I once sold 60 tonnes of nuclear power plant scrap to be turned into car wheels. Not used scrap of course, rather the stuff left over from making the fuel rods. These are, in the Soviet system, made of a zirconium/niobium alloy (the Western world uses Zr/Sn)...
... the plants that made the new tubes were all closed, so there was no recycling to be done by them, there's no point in trying to run them through the Western Zr scrap plants because it's an entirely different alloy. So what to do with this pile that we were being offered? Zr is used in some aluminium alloys, usually a 1 per cent or so addition. But no one wants the Nb: not a good thing to have in such alloys. However, there was one bloke in Rotterdam who had worked out that under 0.01 per cent Nb (100 ppm) was fine and the Russian nuclear alloy was 1.1 per cent Nb. So, if he mixed in a bit of pure Zr scrap and only wanted 1 per cent Zr in the Al alloy then the Nb would be diluted below 0.01 per cent and thus he was willing to pay bottom feeding fire-sale prices for this nuclear scrap.
The job of the broker is to know this shit: there's no reason why the bloke running the fuel rod filling plant should, he's got other things on his mind.
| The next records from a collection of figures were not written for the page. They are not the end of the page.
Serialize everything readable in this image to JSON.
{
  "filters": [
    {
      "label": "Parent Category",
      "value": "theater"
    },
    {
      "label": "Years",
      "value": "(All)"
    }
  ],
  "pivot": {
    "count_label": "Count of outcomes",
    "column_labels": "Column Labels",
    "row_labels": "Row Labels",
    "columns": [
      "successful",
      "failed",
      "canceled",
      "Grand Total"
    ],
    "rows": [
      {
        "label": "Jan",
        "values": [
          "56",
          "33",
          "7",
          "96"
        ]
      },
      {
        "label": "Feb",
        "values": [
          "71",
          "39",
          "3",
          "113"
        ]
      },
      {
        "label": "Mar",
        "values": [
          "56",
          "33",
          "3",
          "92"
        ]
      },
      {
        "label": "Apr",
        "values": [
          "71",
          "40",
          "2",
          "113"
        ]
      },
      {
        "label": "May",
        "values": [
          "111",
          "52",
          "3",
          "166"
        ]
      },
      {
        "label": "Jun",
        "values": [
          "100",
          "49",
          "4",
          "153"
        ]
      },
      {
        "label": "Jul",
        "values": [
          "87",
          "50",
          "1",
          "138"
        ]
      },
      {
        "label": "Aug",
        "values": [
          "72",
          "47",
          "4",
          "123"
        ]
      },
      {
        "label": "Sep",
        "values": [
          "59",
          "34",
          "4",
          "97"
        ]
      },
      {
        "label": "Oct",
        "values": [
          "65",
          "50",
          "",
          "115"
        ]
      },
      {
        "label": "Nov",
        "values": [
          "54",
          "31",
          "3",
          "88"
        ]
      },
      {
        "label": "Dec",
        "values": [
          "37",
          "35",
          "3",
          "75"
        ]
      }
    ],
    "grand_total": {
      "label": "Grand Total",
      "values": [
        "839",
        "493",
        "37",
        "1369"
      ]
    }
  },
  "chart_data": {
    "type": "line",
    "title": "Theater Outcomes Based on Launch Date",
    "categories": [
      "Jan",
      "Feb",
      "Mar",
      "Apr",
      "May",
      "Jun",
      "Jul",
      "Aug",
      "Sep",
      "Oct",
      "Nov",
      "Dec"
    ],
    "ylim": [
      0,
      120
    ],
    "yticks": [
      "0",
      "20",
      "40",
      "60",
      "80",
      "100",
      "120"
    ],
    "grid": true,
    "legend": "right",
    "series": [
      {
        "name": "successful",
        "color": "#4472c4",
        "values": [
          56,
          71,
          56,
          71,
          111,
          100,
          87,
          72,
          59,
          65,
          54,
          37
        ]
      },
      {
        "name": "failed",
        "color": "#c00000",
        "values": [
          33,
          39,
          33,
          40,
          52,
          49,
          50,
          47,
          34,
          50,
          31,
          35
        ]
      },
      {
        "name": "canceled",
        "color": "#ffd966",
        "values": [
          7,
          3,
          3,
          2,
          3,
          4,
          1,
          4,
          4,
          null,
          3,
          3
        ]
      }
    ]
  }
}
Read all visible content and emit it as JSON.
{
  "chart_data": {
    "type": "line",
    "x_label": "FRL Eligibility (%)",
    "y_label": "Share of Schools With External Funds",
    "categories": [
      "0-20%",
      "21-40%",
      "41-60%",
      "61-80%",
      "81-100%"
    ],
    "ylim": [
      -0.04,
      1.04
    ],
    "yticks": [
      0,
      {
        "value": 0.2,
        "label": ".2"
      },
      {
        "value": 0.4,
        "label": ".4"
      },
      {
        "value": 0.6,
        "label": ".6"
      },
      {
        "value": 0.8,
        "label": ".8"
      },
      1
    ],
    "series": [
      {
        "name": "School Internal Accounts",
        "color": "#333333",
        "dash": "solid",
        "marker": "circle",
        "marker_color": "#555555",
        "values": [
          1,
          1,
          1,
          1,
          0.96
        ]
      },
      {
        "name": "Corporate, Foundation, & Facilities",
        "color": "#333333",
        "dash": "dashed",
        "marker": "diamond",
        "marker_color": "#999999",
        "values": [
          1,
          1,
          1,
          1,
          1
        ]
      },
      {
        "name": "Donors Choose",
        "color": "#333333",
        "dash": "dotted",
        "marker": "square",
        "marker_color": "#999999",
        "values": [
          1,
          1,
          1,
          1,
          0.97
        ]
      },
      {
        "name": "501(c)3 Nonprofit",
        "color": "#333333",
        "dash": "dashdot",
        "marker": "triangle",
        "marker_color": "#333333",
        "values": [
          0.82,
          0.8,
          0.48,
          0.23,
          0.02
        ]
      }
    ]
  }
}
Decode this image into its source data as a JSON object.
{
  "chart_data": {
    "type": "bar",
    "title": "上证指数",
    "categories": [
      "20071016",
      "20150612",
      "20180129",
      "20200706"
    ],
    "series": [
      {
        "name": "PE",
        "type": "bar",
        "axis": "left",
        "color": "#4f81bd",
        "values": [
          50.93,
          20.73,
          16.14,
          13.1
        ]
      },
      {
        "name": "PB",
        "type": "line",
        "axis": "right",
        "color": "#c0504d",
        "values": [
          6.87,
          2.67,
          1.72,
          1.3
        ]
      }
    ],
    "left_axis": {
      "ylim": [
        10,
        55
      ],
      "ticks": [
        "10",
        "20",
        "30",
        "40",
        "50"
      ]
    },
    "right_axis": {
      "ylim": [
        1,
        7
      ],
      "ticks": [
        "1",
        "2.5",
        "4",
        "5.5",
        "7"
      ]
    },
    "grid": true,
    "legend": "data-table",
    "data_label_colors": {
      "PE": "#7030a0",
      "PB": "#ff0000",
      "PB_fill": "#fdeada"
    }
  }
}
And this broker did know this shit and after contacting the friendly local smuggler (without, of course, mentioning the need for a nuclear goods license) shipped three trucks worth off to be made into MAG alloy wheels for cars...
Adam Smith's pimp hand insists upon itself
In related news,
IBM missed 1Q expectations and the stock plunged. Rumors abound of IBM sale of x86 server business to Lenovo.
The one bright spot in the Obama economy? Brokers don't lack for material to unload.